From 293203f014690a9a60369fcc3fc73a84df9fba51 Mon Sep 17 00:00:00 2001
From: Ananth Subramaniam <ansubramania@nvidia.com>
Date: Fri, 29 May 2026 21:54:21 -0700
Subject: [PATCH 4/4] ci(nemo-gym-pivot-datasets): add do-not-activate routing
 to siblings

Add explicit routing in the invocation check so the skill defers to
nemo-gym-reward-profiling, nemo-gym-debugging, and add-benchmark for
adjacent tasks, reducing misrouted activations in agent evaluation.

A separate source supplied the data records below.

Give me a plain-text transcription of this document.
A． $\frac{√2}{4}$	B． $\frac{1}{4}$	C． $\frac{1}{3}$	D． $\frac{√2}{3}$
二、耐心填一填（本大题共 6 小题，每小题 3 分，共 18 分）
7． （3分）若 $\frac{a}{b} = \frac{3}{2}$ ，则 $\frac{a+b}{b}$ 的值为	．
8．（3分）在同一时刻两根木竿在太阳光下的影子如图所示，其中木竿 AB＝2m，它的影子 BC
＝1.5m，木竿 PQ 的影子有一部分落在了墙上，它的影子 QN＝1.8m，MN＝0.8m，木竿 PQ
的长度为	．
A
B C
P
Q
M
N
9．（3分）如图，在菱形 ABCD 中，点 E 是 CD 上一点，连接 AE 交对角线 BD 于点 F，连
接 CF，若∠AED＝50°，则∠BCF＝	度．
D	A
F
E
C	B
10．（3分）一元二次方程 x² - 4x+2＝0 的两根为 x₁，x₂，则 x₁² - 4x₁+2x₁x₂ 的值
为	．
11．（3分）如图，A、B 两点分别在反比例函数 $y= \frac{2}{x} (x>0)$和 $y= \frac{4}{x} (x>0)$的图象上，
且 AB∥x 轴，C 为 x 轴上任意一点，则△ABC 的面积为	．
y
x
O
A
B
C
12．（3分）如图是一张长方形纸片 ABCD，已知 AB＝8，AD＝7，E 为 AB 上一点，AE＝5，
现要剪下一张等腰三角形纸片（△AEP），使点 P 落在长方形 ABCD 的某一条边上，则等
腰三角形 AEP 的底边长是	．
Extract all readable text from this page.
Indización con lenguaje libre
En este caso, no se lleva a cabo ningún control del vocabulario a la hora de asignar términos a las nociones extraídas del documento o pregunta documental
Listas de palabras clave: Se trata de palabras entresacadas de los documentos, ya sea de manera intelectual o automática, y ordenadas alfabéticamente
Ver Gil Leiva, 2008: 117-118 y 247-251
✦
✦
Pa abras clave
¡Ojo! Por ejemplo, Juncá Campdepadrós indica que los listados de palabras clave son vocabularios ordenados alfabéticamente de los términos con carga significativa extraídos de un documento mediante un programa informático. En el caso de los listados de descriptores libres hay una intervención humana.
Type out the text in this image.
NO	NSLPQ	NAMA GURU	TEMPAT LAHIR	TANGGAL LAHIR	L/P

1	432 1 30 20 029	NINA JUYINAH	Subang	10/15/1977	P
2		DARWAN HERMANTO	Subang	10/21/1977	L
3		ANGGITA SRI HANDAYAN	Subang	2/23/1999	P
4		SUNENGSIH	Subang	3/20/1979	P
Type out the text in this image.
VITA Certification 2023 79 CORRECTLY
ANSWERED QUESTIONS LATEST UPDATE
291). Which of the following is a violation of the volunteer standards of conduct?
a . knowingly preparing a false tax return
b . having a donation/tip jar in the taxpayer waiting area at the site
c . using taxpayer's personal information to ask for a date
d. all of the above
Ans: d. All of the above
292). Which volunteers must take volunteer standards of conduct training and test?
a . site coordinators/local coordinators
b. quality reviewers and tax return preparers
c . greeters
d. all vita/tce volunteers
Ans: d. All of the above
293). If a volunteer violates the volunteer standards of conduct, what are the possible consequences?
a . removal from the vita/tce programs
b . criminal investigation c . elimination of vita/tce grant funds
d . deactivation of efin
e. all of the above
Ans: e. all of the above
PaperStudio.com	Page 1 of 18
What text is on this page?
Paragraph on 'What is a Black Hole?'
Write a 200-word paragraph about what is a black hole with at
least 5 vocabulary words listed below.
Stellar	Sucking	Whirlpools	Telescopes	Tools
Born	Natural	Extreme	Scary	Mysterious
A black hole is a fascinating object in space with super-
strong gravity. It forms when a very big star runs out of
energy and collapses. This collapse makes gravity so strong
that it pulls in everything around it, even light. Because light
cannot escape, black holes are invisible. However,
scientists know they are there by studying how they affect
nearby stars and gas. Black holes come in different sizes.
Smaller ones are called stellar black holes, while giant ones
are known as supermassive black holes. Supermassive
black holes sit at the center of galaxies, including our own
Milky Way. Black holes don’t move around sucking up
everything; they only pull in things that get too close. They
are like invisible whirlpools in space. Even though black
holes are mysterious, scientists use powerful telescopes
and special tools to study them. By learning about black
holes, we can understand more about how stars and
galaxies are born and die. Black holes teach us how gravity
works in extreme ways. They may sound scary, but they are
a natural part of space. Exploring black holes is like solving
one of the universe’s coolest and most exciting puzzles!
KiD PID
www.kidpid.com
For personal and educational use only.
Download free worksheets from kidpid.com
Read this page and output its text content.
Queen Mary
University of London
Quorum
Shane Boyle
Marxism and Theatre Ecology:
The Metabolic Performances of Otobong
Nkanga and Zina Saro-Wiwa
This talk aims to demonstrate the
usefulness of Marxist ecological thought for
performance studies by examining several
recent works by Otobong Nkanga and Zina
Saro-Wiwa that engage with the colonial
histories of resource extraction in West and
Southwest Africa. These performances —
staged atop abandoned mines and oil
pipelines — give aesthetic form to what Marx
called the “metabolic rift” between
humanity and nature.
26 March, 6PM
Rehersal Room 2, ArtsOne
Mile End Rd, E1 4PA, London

Signed-off-by: Ananth Subramaniam <ansubramania@nvidia.com>
---
 skills/nemo-gym-pivot-datasets/SKILL.md | 6 ++++++
 1 file changed, 6 insertions(+)

diff --git a/skills/nemo-gym-pivot-datasets/SKILL.md b/skills/nemo-gym-pivot-datasets/SKILL.md
index 2a19ce9eb..2c93b6ba6 100644
--- a/skills/nemo-gym-pivot-datasets/SKILL.md
+++ b/skills/nemo-gym-pivot-datasets/SKILL.md
@@ -41,6 +41,12 @@ Use this skill when the task is to turn existing agent trajectories or rollout a
 Nemo Gym pivot dataset, or to validate whether a pivot JSONL/config pair can be used for
 single-step local RL or evaluation.
 
+Do not activate this skill for these adjacent tasks:
+
+- Running or profiling rewards on an existing dataset. Use `nemo-gym-reward-profiling`.
+- Debugging a failed or crashed run (Ray/vLLM stack traces, empty output). Use `nemo-gym-debugging`.
+- Adding or scaffolding a new benchmark or training environment. Use `add-benchmark`.
+
 Before writing a converter, inspect representative source rows and the target resource server.
 Do not assume the source field names are the contract. Convert by reconstructing the semantic
 pieces needed by Gym's Responses-style row format.